Izuna shrugs. "I've only ever tried it with fire." Well, only ever seen Kita do it with fire; she'd made a tangram puzzle for Benten as a birthday present once, using a leftover square of expensive wood salvaged from some carpenter's scrap heap. It had taken her seconds to make –plus a little longer sanding over the corners– and his cousin still plays with it almost as much as she does the little tea set. He's not sure any other elements would work out –barring wind chakra of course– but pure chakra might. Possibly.

"Is this an Uchiha thing? Using high-level elemental manipulation to make game pieces?" the trap specialist demands. Whatever the idiot's name is, they know Izuna's holding a piece of the good wire and want it back. That they're fretting over something as trivial as him running fire chakra through it and using it to slice wood makes it abundantly clear they have no idea what kind of tolerances Uchiha wire is made to meet.

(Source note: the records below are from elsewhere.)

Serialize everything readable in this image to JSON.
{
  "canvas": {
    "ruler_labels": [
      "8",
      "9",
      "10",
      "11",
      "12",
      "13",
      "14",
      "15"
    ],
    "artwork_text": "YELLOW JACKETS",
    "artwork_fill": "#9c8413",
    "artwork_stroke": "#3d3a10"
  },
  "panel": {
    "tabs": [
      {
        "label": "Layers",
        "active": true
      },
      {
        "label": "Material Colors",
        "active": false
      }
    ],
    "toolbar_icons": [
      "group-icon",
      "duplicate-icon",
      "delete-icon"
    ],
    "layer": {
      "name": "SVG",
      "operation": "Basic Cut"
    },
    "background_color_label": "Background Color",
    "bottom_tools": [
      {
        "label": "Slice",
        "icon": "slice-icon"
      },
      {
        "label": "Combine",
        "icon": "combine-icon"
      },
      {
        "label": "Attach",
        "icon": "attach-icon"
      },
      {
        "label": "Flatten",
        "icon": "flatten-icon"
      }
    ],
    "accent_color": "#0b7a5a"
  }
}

"What's the point of learning all that if you can't have fun with it?" Izuna asks, echoing the question Kita had put to him about four years ago when Madara started taking an active interest in the whole pottery business. It took him a while to recognise it, but she's got a point there.

The question nets him a thoughtful silence from his audience, making it much easier to cut out the fish. Well, until Hashirama comes back with the tea, at least.


A few hours later Izuna is able to determine that it is indeed a lot easier to put up with the kudzu man when you are thrashing him at the fish game. Especially since Tsunama is also thrashing his father at the fish game. No matter how good the Senju Head may be at cards, his luck with dice is abysmal.

"I really like this game," Tōka says cheerfully, stealing the head of her clan head's only remaining incomplete fish and sweeping the other parts into the much diminished central pile. "We need to play it again. With real stakes." Mito prevailed there: no gambling while her son is present.

Impossibly, this makes Hashirama perk up. "We could play again after dinner! Once Tsunama's gone to bed!"

… is Tōka helping him fleece the tree-brained idiot? "I could play again," Izuna admits. It's been very fun having something structured to keep the moron from manhandling him or asking intrusive questions, as well as actually getting to win for once. Usually he and his brother battle for second place; even when they team up to try and steal all of Kita's flatfish, she still wins the fish game.

"We'll play later for stakes then!" the Senju Head burbles delightedly, clapping his hands and rolling the dice again. He throws a five and a three, subsiding into a slump under a little chakra-induced raincloud. "Why can't I roll a one when I need one…"

Izuna picks up the dice, shakes them and rolls a six and a one. He turns to eye Tōka's fish collection.

"Uchiha, don't you dare."

His eyes slide to Tsunama –and to Mito smiling placidly behind her son– and then back to Tōka. The Senju shinobi huffs, but lets him steal one of her unfinished fish with no further threats. So it's not just him then; good to know that not every Senju is blindly oblivious to how dangerous their Clan Head's wife is.

Even though Mito's husband clearly has not the faintest inkling. Then again, Izuna had already pegged Hashirama as a moron.